Phase 2: Infrastructure Setup
Deploy Dvina software on your chosen infrastructure, install and configure selected local LLM models, and establish secure connections to internal systems.
Phase 3: Configuration & Integration
Set up authentication and access controls, configure data policies and governance rules, integrate with enterprise tools and databases, and fine-tune models for specific use cases.

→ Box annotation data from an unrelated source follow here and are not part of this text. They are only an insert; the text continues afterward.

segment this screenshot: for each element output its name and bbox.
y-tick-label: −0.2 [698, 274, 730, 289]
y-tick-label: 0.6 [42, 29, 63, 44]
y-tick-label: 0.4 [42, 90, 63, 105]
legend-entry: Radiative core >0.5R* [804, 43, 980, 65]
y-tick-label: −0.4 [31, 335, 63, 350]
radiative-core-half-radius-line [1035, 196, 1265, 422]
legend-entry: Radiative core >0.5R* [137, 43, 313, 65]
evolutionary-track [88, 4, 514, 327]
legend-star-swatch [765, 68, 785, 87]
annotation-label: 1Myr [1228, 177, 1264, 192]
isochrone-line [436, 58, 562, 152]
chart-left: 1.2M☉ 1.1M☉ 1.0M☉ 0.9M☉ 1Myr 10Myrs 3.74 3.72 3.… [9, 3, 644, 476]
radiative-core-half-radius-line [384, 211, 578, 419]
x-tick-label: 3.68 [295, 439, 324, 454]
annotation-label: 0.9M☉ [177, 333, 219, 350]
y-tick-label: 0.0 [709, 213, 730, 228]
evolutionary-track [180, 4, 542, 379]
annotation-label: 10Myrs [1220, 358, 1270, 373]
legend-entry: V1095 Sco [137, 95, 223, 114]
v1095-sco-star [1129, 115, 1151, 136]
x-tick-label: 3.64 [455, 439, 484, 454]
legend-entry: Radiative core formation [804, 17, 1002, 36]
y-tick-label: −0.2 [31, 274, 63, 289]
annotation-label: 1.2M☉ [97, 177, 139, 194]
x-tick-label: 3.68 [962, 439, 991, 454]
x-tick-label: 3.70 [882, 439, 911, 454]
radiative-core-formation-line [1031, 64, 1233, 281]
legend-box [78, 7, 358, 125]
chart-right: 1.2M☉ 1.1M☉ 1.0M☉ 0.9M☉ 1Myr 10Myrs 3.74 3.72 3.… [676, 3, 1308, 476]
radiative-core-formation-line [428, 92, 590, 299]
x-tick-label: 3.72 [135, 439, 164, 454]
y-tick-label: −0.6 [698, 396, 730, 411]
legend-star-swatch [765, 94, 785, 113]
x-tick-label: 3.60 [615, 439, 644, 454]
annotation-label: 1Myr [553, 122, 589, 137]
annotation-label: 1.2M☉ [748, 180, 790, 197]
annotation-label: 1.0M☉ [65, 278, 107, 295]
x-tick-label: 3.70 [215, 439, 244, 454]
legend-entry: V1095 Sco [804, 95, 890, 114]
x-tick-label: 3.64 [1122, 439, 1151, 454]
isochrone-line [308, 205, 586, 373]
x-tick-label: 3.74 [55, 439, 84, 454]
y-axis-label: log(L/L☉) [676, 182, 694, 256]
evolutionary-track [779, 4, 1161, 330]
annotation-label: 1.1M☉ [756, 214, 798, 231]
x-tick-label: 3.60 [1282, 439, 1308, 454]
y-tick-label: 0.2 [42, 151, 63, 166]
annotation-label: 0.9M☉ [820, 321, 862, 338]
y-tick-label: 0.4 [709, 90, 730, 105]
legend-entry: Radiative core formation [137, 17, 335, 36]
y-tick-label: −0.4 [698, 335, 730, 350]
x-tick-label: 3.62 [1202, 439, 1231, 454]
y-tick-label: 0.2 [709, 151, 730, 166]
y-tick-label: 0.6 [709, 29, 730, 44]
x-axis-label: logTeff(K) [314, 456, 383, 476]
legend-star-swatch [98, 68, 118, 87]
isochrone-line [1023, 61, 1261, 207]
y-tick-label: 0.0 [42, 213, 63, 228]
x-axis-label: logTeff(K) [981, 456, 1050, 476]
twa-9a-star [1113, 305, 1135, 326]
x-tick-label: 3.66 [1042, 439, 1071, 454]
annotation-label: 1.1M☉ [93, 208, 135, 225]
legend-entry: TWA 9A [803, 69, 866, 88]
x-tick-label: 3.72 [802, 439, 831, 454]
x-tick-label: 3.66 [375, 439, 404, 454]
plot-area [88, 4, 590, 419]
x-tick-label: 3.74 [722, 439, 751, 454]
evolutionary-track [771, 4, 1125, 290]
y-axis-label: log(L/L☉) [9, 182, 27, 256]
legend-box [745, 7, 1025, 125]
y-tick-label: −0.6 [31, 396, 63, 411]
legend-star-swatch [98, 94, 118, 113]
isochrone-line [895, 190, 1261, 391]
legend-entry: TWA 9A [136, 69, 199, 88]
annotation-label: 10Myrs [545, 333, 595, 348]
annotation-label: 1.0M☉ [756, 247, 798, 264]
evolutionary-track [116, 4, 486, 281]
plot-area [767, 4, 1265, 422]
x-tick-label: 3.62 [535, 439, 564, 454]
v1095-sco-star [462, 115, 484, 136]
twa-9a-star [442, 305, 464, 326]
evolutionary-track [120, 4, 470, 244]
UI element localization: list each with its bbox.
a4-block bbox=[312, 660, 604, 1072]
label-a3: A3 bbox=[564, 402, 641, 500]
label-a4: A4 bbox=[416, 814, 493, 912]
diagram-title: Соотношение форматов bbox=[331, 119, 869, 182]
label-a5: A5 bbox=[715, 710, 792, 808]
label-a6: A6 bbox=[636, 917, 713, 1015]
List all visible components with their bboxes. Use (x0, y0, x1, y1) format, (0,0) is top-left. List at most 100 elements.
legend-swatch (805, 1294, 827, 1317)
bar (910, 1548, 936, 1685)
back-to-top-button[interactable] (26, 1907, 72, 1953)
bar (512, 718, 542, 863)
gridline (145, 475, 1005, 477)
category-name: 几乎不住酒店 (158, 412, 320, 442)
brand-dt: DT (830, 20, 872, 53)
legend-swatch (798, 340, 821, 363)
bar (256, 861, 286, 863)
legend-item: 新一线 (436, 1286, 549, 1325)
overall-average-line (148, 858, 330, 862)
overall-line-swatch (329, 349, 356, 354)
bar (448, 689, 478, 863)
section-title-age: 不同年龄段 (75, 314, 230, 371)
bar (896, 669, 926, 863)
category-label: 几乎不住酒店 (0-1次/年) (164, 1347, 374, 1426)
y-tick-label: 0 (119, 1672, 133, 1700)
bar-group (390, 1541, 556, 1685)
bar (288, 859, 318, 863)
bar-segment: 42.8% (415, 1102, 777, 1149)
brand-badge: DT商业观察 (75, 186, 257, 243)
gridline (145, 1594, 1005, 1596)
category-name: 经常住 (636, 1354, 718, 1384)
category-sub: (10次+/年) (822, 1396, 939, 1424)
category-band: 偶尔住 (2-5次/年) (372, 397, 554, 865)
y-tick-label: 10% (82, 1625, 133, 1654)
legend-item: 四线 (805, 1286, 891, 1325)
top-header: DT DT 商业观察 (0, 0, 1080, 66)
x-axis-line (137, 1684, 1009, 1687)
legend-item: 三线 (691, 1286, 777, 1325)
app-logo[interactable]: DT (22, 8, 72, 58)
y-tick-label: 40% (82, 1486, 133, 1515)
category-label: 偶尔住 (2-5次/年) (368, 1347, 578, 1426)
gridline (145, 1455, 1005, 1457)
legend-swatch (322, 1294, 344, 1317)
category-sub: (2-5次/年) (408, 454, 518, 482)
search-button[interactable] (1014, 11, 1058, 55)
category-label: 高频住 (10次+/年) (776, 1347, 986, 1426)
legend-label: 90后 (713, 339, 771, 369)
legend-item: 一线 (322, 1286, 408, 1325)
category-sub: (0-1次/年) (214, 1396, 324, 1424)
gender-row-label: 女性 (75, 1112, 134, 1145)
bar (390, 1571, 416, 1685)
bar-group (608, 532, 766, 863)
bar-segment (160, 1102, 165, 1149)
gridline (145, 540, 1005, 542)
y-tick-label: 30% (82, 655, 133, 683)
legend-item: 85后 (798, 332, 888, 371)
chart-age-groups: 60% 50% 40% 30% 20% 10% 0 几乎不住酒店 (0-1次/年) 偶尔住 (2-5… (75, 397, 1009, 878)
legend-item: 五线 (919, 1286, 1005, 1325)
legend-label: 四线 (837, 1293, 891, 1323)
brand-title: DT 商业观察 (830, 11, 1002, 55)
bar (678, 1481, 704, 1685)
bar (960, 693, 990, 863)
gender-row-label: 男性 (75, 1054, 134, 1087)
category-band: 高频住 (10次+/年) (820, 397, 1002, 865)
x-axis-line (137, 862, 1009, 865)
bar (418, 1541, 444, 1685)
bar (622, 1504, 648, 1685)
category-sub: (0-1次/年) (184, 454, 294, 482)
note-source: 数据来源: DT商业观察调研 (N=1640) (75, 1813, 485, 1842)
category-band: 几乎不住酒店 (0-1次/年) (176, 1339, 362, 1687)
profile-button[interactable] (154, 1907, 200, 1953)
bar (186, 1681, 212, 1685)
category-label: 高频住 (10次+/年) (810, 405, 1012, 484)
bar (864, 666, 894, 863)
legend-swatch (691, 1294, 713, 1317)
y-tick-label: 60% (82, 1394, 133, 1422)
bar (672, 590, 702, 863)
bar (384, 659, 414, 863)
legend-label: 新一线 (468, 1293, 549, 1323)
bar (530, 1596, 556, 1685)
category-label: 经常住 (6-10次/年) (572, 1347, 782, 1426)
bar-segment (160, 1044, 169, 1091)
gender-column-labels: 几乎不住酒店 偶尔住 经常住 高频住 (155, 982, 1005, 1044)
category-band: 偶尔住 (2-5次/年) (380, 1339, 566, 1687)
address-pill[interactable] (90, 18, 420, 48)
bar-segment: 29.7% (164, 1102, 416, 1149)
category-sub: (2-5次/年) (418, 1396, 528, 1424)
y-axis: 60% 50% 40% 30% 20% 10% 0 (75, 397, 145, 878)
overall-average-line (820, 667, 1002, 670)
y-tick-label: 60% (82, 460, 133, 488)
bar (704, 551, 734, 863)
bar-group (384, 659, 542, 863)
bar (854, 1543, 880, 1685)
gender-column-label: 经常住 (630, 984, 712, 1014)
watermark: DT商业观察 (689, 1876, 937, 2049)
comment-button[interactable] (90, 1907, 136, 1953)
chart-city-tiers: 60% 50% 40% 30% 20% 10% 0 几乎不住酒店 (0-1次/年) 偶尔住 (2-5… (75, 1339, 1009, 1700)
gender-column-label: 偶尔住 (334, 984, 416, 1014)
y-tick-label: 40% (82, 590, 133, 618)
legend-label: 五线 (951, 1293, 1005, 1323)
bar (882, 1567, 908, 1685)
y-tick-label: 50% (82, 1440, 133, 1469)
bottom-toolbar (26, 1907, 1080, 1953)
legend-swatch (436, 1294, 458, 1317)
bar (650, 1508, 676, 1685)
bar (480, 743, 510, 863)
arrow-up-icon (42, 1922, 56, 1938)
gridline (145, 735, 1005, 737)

Phase 4: Testing & Validation
Conduct security testing, performance benchmarking, compliance validation, and user acceptance testing with pilot groups.
Phase 5: Launch
Train users, execute phased rollout, monitor performance, and optimize configurations based on usage patterns.
Security & Compliance
Infrastructure Security
All deployment models include:
- Encryption at rest (AES-256)
- Encryption in transit (TLS 1.3)
- Network isolation and segmentation
- Intrusion detection and prevention
- Regular security audits
Compliance Support
Dvina supports compliance with:
- GDPR (EU data protection)
- KVKK (Turkish data protection)
- BDDK (Turkish banking regulation)
- HIPAA (US healthcare)
- ISO 27001 (information security)
- SOC 2 Type II (service organization controls)
Audit Capabilities
- Comprehensive logging of all system activities
- User access tracking and reporting
- Data lineage and processing trails
- Compliance report generation
The Bottom Line
Enterprise AI shouldn't force you into someone else's infrastructure. Whether you need on-premise deployment for regulatory compliance, private cloud for dedicated resources, hybrid for flexibility, or air-gapped for maximum security, Dvina adapts to your requirements.
Run local LLMs on your hardware. Connect to your internal systems. Maintain complete control over your data.
Your infrastructure. Your rules. Your AI.